Le présent arrêt peut être rendu sans frais, conformément à
l'art. 236 al. 2 aTFJC (Tarif du 4 décembre 1984 des frais judiciaires en
matière civile, RSV 270.11.5) qui continue à s'appliquer pour toutes les
procédures visées par l'art. 174 CDPJ (art. 100 TFJC, Tarif du 28 septembre
2010 des frais judiciaires civils, RSV 270.11.5).
Par ces motifs,
la Chambre des tutelles du Tribunal cantonal,
statuant à huis clos,
p r o n o n c e :
I. L'appel est rejeté.
II. L'opposition est rejetée.
III. La décision est confirmée.
IV. L'arrêt, rendu sans frais, est exécutoire.
-
18 -
Le président :La greffière :
Du
L'arrêt qui précède, dont la rédaction a été approuvée à huis
clos, est notifié à :
-Mlle A.G.________,
-Office du Tuteur général,
et communiqué à :
-Justice de paix du district de Lavaux-Oron,
par l'envoi de photocopies. Il prend date de ce jour.

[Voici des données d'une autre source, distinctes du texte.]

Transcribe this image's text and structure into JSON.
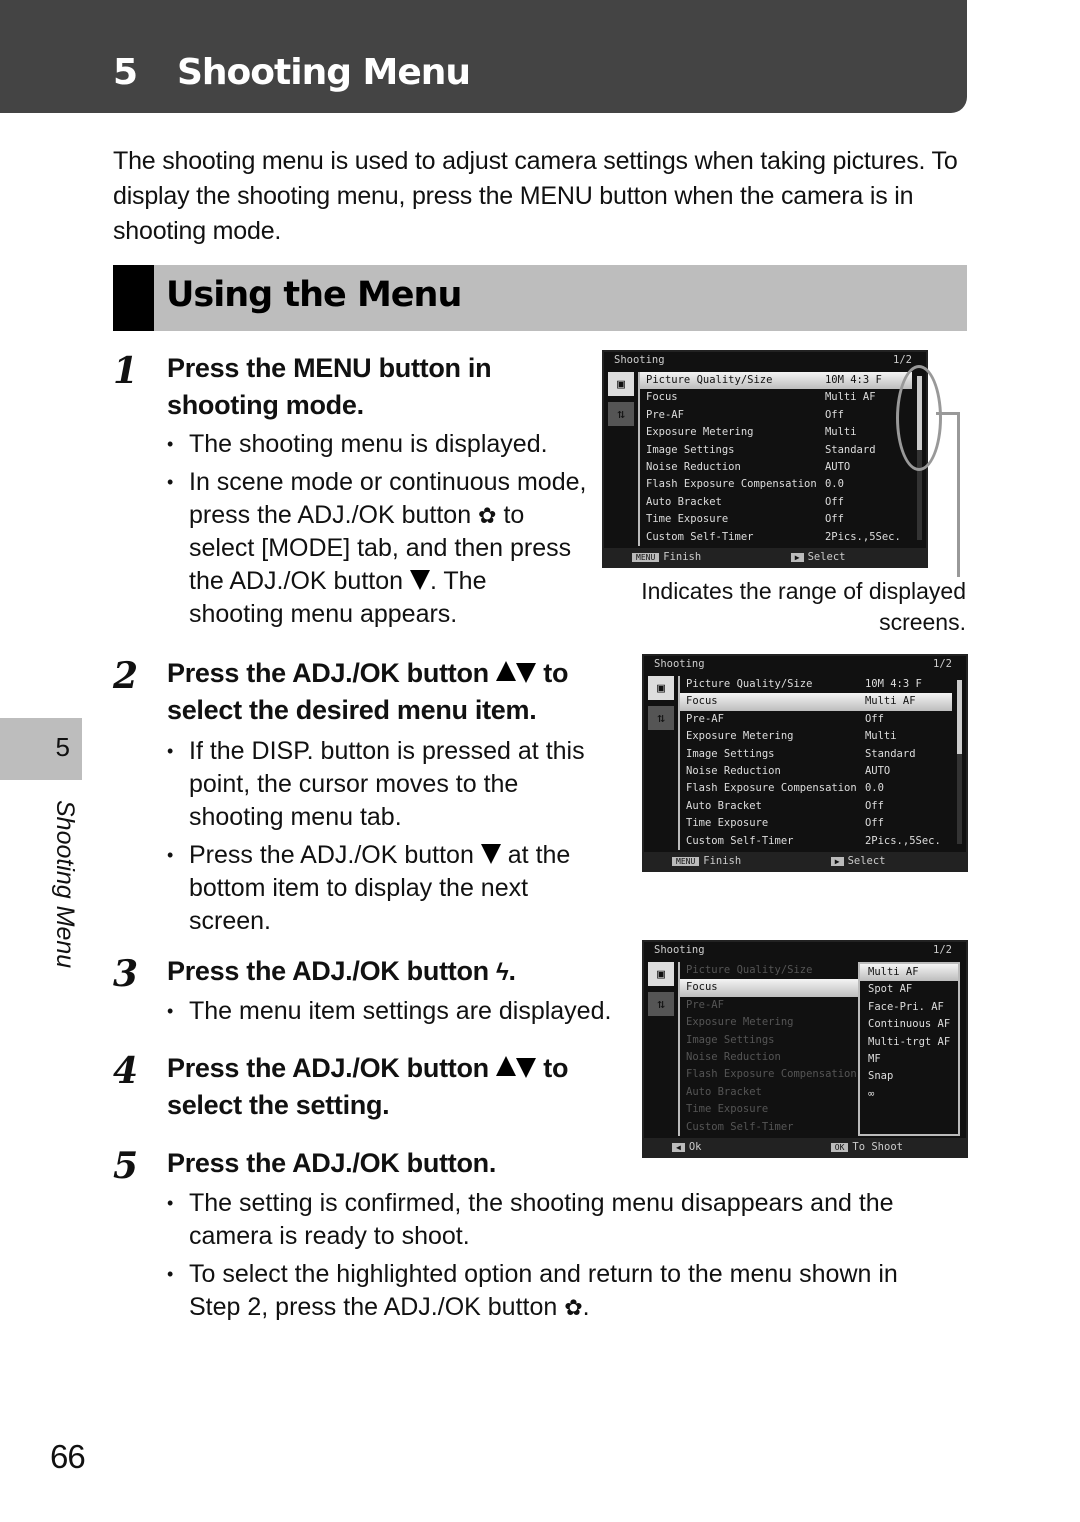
{
  "header": {
    "chapter_number": "5",
    "chapter_title": "Shooting Menu"
  },
  "intro": "The shooting menu is used to adjust camera settings when taking pictures. To display the shooting menu, press the MENU button when the camera is in shooting mode.",
  "section": {
    "title": "Using the Menu"
  },
  "steps": [
    {
      "number": "1",
      "heading": "Press the MENU button in shooting mode.",
      "bullets": [
        "The shooting menu is displayed.",
        "In scene mode or continuous mode, press the ADJ./OK button",
        "to select [MODE] tab, and then press the ADJ./OK button",
        ". The shooting menu appears."
      ]
    },
    {
      "number": "2",
      "heading_a": "Press the ADJ./OK button",
      "heading_b": "to select the desired menu item.",
      "bullets": [
        "If the DISP. button is pressed at this point, the cursor moves to the shooting menu tab.",
        "Press the ADJ./OK button",
        "at the bottom item to display the next screen."
      ]
    },
    {
      "number": "3",
      "heading": "Press the ADJ./OK button",
      "bullets": [
        "The menu item settings are displayed."
      ]
    },
    {
      "number": "4",
      "heading_a": "Press the ADJ./OK button",
      "heading_b": "to select the setting."
    },
    {
      "number": "5",
      "heading": "Press the ADJ./OK button.",
      "bullets": [
        "The setting is confirmed, the shooting menu disappears and the camera is ready to shoot.",
        "To select the highlighted option and return to the menu shown in Step 2, press the ADJ./OK button"
      ]
    }
  ],
  "icons": {
    "macro": "✿",
    "down": "down-triangle",
    "up": "up-triangle",
    "flash": "ϟ"
  },
  "callout": "Indicates the range of displayed screens.",
  "screens": {
    "title": "Shooting",
    "page": "1/2",
    "items": [
      {
        "label": "Picture Quality/Size",
        "value": "10M 4:3 F"
      },
      {
        "label": "Focus",
        "value": "Multi AF"
      },
      {
        "label": "Pre-AF",
        "value": "Off"
      },
      {
        "label": "Exposure Metering",
        "value": "Multi"
      },
      {
        "label": "Image Settings",
        "value": "Standard"
      },
      {
        "label": "Noise Reduction",
        "value": "AUTO"
      },
      {
        "label": "Flash Exposure Compensation",
        "value": "0.0"
      },
      {
        "label": "Auto Bracket",
        "value": "Off"
      },
      {
        "label": "Time Exposure",
        "value": "Off"
      },
      {
        "label": "Custom Self-Timer",
        "value": "2Pics.,5Sec."
      }
    ],
    "footer_left": "Finish",
    "footer_right": "Select",
    "footer_left_key": "MENU",
    "focus_options": [
      "Multi AF",
      "Spot AF",
      "Face-Pri. AF",
      "Continuous AF",
      "Multi-trgt AF",
      "MF",
      "Snap",
      "∞"
    ],
    "sub_footer_left": "Ok",
    "sub_footer_right": "To Shoot",
    "sub_footer_right_key": "OK"
  },
  "side_tab": {
    "number": "5",
    "label": "Shooting Menu"
  },
  "page_number": "66"
}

Le présent arrêt peut faire l'objet d'un recours en matière
civile devant le Tribunal fédéral au sens des art. 72 ss LTF (loi du 17 juin
2005 sur le Tribunal fédéral – RS 173.110), cas échéant d'un recours
constitutionnel subsidiaire au sens des art. 113 ss LTF. Ces recours doivent
être déposés devant le Tribunal fédéral dans les trente jours qui suivent la
présente notification (art. 100 al. 1 LTF).